Pronunciation Control

FeatureSupportedWhy
SSML <phoneme>NoNo IPA layer — model has no phoneme vocabulary
Custom lexicon (word → IPA)NoNo phoneme stage to apply mappings
Markdown [word](/ipa/)NoSame — no phoneme input
SSML <sub> (text substitution)PlannedText-level, can run before tokenizer
Text preprocessing (numbers, dates)PlannedText-level, can run before tokenizer
What can be added — anything that operates on text before the SentencePiece tokenizer: number/date/currency expansion, text substitution, abbreviation expansion. What cannot be added without retraining — anything that requires phoneme-level control. The model decides pronunciation from text tokens alone. See Kokoro if you need pronunciation control.

CoreML Details

  • All 4 models loaded with .cpuAndGPU (ANE float16 causes artifacts in Mimi state)
  • Compiled from .mlpackage.mlmodelc on first load, cached on disk
  • Thread-safe via actor pattern

Benchmarks

Benchmarks in progress. Methodology follows Kyutai’s evaluation and their tts_longeval toolkit.

Upstream (Kyutai, CPU)

LibriSpeech test-clean, WER via Whisper large-v3:
MetricPocketTTS (100M)F5-TTSDSM (313M)
WER1.84%2.21%1.84%
Audio Quality (ELO)2016
Speaker Similarity (ELO)1898
Runs on CPUYes (6x real-time)NoNo
ELO from human pairwise evaluation (50 raters, 50 samples). Tested on Apple M3 and Intel Core Ultra 7.

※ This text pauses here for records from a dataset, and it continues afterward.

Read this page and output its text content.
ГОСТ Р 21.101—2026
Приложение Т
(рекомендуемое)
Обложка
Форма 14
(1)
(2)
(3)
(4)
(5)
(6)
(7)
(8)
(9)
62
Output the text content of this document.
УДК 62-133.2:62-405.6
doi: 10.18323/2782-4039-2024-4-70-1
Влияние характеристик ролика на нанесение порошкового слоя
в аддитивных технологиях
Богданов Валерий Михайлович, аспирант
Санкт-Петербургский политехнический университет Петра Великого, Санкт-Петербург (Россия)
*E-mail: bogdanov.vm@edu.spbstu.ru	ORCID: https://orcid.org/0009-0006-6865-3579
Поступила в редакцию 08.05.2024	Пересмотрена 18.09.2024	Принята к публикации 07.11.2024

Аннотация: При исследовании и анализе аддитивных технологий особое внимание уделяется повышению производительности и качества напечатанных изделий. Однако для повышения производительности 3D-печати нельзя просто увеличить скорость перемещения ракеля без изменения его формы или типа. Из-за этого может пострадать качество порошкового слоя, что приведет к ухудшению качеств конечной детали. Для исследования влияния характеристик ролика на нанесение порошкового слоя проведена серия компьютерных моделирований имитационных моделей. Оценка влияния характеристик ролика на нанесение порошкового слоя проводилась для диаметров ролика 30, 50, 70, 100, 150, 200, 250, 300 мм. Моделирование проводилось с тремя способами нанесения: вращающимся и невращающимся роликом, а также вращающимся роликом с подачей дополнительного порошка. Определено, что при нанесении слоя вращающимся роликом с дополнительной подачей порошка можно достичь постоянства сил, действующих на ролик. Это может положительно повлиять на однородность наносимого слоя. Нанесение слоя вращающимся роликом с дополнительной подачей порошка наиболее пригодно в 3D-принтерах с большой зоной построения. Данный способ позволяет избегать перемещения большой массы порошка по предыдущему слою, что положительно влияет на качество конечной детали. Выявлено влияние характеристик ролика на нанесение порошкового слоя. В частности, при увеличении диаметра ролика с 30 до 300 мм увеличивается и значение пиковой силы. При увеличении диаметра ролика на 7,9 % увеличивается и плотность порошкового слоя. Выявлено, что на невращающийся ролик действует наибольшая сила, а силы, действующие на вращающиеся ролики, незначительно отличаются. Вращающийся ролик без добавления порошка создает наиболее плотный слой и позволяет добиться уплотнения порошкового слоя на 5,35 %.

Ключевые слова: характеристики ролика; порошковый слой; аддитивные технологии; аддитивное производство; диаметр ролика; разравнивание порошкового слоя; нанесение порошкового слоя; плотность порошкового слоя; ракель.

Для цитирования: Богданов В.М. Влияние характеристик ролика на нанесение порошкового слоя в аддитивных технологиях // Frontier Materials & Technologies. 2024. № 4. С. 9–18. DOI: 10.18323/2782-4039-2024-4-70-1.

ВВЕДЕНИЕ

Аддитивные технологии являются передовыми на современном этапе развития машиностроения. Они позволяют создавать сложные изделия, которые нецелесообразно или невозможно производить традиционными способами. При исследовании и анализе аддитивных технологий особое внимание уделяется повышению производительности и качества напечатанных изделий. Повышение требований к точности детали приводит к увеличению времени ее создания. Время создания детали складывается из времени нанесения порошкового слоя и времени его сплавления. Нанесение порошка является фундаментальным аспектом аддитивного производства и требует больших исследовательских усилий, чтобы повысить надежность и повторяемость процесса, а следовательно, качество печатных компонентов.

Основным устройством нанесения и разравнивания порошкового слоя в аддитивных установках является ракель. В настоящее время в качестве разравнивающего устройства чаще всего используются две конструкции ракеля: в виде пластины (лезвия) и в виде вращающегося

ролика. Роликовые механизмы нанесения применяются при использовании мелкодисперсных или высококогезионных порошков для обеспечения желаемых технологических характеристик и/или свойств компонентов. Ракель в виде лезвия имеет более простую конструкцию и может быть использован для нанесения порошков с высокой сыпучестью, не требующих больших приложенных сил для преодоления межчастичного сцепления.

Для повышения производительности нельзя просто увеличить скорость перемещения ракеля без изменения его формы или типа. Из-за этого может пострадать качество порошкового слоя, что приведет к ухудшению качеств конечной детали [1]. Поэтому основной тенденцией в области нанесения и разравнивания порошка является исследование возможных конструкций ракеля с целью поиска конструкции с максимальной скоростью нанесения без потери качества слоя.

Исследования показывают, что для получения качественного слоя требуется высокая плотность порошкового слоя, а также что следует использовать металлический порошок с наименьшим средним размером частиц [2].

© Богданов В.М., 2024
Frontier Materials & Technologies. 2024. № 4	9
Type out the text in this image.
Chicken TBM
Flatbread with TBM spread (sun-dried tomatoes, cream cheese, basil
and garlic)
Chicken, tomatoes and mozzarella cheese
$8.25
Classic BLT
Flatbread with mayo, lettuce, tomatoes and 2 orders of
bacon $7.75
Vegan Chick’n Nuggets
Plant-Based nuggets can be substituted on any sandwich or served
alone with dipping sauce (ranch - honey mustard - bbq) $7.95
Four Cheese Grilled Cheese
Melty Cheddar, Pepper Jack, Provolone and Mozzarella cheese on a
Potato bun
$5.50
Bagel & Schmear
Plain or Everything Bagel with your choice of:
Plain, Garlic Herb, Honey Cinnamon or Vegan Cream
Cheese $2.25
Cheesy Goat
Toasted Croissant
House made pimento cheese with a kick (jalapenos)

FluidAudio CoreML (planned)

We will benchmark the CoreML port against the upstream PyTorch CPU baseline using the same methodology:
MetricHowDataset
WERTranscribe TTS output with Whisper large-v3, compare to input textLibriSpeech test-clean
Speaker SimilarityWavLM cosine similarity between prompt audio and generated audioLibriSpeech test-clean
RTFxWall-clock generation time / audio durationVariable length (1s to 300s)
Time to First AudioTime from synthesize() call to first audio frameSingle sentence
Peak RAMInstruments / os_proc_memory during generationVariable length
Additional datasets from tts_longeval:
  • NTREX — monologue sentences from news translation corpus
  • Synthetic Dialogs — daily life, technical, and number-heavy scripts
  • SEED English — adapted from ByteDance’s SEED TTS Eval
Key comparisons: CoreML ANE vs PyTorch CPU (upstream), CoreML vs Kokoro CoreML (FluidAudio internal).

License

CC-BY-4.0, inherited from kyutai/pocket-tts.